ルルリアはガタガタと笑うヒザを抑えることが出来ずにいた。
体中から嫌な汗が一気に噴出している。
コレは、いやだ。
「なぜコレが、ここにあるの!?」
二本の光はどんどんとその面積を増してゆき、ルルリアの眼前についにその眩い輝きを現していた。
その爛々と輝く【黄金色の眼】はガノトトスを構えたルルリアをしっかりと捕らえ、眼差しをその少女に向けていた。
瞳の奥に幾重にも折り重なった自分が映りこんでいる。
「あ…あ、あ…」
目の前に、自らの恐怖の具現化された存在がある。
ルルリアはその場にへなへなと崩れながら、自分の最期を悟った。
抵抗する気力どころか、立ち上がることも出来ない。

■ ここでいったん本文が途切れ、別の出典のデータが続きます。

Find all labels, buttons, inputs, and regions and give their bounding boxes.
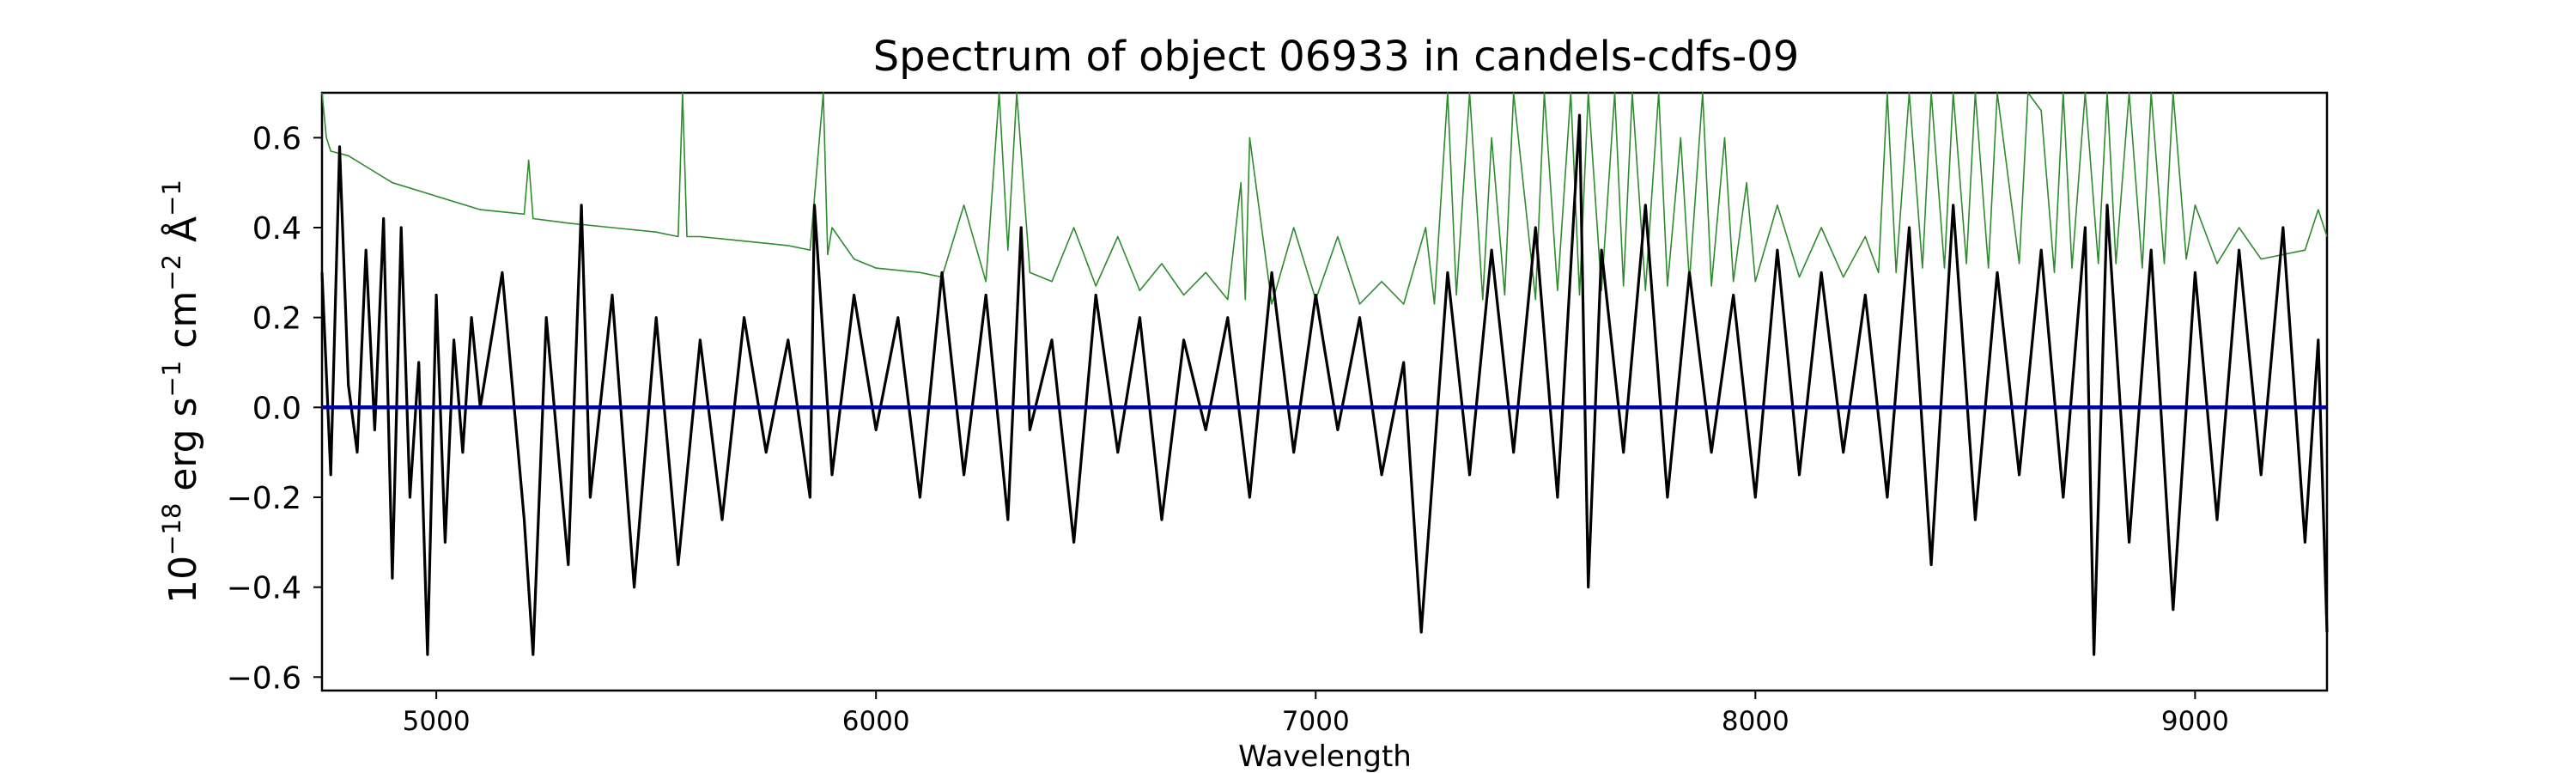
y-tick-label: 0.2 (252, 301, 301, 337)
series-layer (320, 92, 2329, 656)
y-label-erg: erg s (161, 397, 205, 502)
y-tick-label: −0.6 (227, 660, 301, 696)
plot-frame (320, 91, 2329, 692)
series-line-flux (320, 113, 2329, 656)
y-tick-label: −0.4 (227, 571, 301, 606)
x-axis-label: Wavelength (1238, 740, 1412, 773)
x-tick-label: 6000 (842, 706, 910, 737)
y-axis-label: 10−18 erg s−1 cm−2 Å−1 (157, 180, 205, 604)
y-label-base: 10 (161, 556, 205, 604)
x-tick-label: 9000 (2161, 706, 2229, 737)
y-tick-label: 0.0 (252, 391, 301, 426)
y-tick-label: −0.2 (227, 481, 301, 516)
y-label-exp-cm: −2 (157, 254, 186, 291)
x-tick-label: 7000 (1282, 706, 1350, 737)
y-label-exp-base: −18 (157, 503, 186, 556)
x-axis: 5000 6000 7000 8000 9000 (403, 691, 2229, 737)
y-label-exp-ang: −1 (157, 180, 186, 216)
y-label-ang: Å (160, 216, 205, 254)
x-tick-label: 5000 (403, 706, 471, 737)
plot-area (320, 91, 2329, 692)
x-tick-label: 8000 (1722, 706, 1789, 737)
y-tick-label: 0.6 (252, 121, 301, 156)
y-label-exp-s: −1 (157, 361, 186, 398)
y-tick-label: 0.4 (252, 211, 301, 247)
series-line-uncertainty (321, 92, 2328, 305)
chart-title: Spectrum of object 06933 in candels-cdfs… (873, 33, 1800, 81)
y-label-cm: cm (161, 291, 205, 361)
y-axis: −0.6 −0.4 −0.2 0.0 0.2 0.4 0.6 (227, 121, 322, 696)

その恐怖は最高潮に達し、体の震えは止まらず、その思考は停止寸前だった。
自分はこのまま、この『黄金色の眼』の持ち主に食われるのだろう。
ついさっきまで、ヴァンやシンバと一緒にいたのに、こんなわけの分からない死に方をすることになるなんて、思っても見なかった。
ふと、脳裏に仲間たちの顔が浮かぶ。
ああ、これが走馬灯ってヤツですか、初めてみた。
「どうせ最後なんだからもうちょっと良く見てみようかな」とルルリアは自暴自棄に言いながら眼をあげたそこには、二人の人が笑顔で立っていた。
「え…?」
一瞬だった。
ほんの瞬きする間だけ、二人の、大好きだった父母の笑顔が見えた気がした。
オーバーヒートしていた脳髄が意識を取り戻していくのがまざまざとわかる。
眼前には相変わらず黄金色の眼がさん然と輝いている。
でも、それだけだ。
ただ、在る、だけ。
確かに、怖い。
コレは確かに自分の【弱点】なのだろう。
「受け入れよ」
また声が響く。
そうか、そういうことか。
「ああ、解った。よく解りましたよ!」
ギラギラと威嚇するように輝く眼に向かって、ルルリアは得物を振り上げる。
克服しろってことなら、やってやろうじゃないの!
「ちっくしょー!くらえよーッ!!」
焼けクソな気合の咆哮とともに、彼女はガノトトスを振り下ろした。